Traveling Scholars

by Public Relations Office - Cedarville, OH

From Celtic castles to Spanish bull fights and American fossils to Mediterranean biblical artifacts, this summer has been anything but routine for Cedarville University students and professors. They melded their studies with truly hands-on experiences as they completed study trips to Ireland, Spain, Greece, Italy, and America’s national parks.

Dr. Peggy Wilfong, a professor of English, traveled with 12 students to Dublin School of Business and Arts in Ireland, where she taught a British literature survey course. The group also explored a variety of Irish sites, including cathedrals, castles, museums, and the famed Stone Age site of Newgrange.

“What I gleaned through experiencing Ireland far surpasses anything that I could ever learn from a book or classroom!” said Jenna Marcum, a junior philosophy and communication arts major. “Our professor not only encouraged us to explore the area and culture on our own, but integrated it into the curriculum. We had class in famous parks, took field trips to ancient ruins, and toured museums. It was a wonderful experience that I would do again in a heartbeat. I look forward to seeing what programs Cedarville will offer this coming May!”

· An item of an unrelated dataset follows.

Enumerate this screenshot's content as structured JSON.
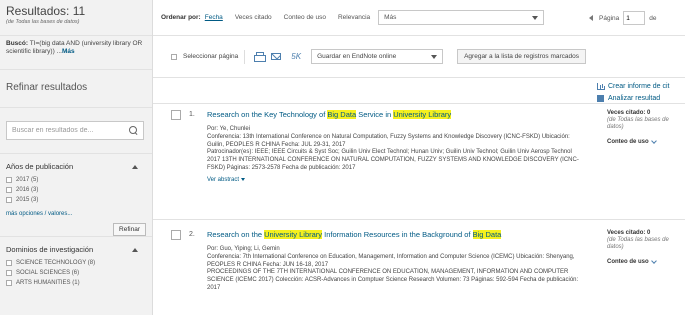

Dr. Franco Gandolfi (associate professor of international business) led a group of six students to the major economic centers of Seville, Madrid, and Barcelona (Spain). The students engaged in a feasibility study on the franchisability of a seafood restaurant and contributed to the start-up of a Seville tourism company aimed at attracting Americans to the city. They also met with local and international business leaders, including the former head of tourism for the City of Seville and representatives from the U.S. Department of Commerce. The three-week trip wasn’t all business, as the adventurers saw a number of Spanish landmarks as well as an authentic bull fight.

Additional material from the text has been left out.